The online detection system for apple quality detection.

Figure 14

A few of prediction results for independent testing dataset.

Figure 15

Confusion matrix of proposed model for the separate testing dataset.

Although the detection and classification accuracy will be affected by the complicated working environment such as Apple’s moving speed, the number, performance and angle of cameras³⁹, the detection and classification results obtained by proposed model were superior to spectral imaging technology^9,11,12,40 and traditional machine vision method^22,23. Feature learning was an advantage of deep convolutional networks over traditional image processing method. Zhang et al.⁴¹ researched blueberry bruising using VGG-16 model (popular architectures).

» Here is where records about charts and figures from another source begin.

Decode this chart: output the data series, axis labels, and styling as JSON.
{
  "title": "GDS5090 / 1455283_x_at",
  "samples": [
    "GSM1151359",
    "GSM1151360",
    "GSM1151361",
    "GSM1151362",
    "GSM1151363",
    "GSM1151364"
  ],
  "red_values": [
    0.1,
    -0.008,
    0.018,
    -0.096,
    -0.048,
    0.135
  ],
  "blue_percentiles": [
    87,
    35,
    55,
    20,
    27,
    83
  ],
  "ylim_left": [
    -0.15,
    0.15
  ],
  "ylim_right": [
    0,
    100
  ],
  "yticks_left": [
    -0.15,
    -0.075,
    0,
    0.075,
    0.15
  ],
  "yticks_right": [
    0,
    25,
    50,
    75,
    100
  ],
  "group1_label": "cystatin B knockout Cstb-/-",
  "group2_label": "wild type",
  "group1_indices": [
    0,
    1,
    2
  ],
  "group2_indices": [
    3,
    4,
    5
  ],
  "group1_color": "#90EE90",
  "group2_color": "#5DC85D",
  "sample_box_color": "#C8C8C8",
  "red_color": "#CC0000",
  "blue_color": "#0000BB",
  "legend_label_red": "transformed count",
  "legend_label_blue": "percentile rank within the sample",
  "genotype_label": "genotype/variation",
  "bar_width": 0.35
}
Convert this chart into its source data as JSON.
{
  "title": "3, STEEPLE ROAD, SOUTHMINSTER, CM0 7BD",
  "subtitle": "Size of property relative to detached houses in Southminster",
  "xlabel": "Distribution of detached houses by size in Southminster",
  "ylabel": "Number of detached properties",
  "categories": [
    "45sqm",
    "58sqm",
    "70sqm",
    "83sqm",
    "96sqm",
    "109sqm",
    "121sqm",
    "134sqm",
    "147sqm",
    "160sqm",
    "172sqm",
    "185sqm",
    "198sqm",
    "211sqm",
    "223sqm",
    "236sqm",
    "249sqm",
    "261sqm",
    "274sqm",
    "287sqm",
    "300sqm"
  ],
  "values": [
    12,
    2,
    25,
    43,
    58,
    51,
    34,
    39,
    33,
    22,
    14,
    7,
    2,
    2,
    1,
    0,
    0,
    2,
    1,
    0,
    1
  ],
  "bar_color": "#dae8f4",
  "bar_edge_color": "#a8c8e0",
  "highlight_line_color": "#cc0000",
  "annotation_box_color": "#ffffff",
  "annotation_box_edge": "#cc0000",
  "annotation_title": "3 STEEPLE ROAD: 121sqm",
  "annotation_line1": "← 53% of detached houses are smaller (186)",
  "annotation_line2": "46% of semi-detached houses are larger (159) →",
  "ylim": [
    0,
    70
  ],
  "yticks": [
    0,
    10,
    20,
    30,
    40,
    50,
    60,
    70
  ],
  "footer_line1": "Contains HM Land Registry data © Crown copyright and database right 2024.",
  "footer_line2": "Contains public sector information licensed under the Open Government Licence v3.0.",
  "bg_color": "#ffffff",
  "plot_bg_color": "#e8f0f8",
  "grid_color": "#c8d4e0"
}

Due to the large number of layers and training parameters of the popular framework, the calculation time did not meet the requirements of Apple's detection and classification. Therefore, a new model for apple detection and classification was proposed in this article.

Conclusions

In this paper, a novel method based on Convolutional Neural Networks (CNN) was proposed and employed for apple quality classification containing disturbing background. Three methods of proposed model based on CNN, Google Inception v3 model (popular architectures) and HOG/GLCM + SVM (traditional imaging process method) were trained and validated to identify apple quality. The proposed model was trained and validated with best training and validation accuracy of 99% and 98.98%, respectively. The greatest accuracy generated by Google Inceptionv3 model in training and validation were 92% and 91.2%, respectively. The SVM classifier was trained based on the GLCM and HOG features to distinguish apple quality with the overall accuracy of 78.14% for validation data set. The proposed model was more acceptable than the other two methods from the accurate results. In addition, the training time of proposed model, Google Inception v3 model and HOG/GLCM + SVM were 27, 51, and 287 min, respectively. The proposed model took the shortest times for training process. Moreover, three methods were tested using independent testing set, obtaining the accuracy of 95.33%, 91.33%, and 77.67%, respectively. The overall results showed that the proposed model has great potential in apple quality detection and classification. The proposed model detects more apple quality attributes including color, size, types, ripe or unripe, and physiological disorders in the future. The proposed model can be further extended to identify more than three categories of apple quality and classify other fruits. The proposed model will be deployed real online sorting equipment to test it performance in the future.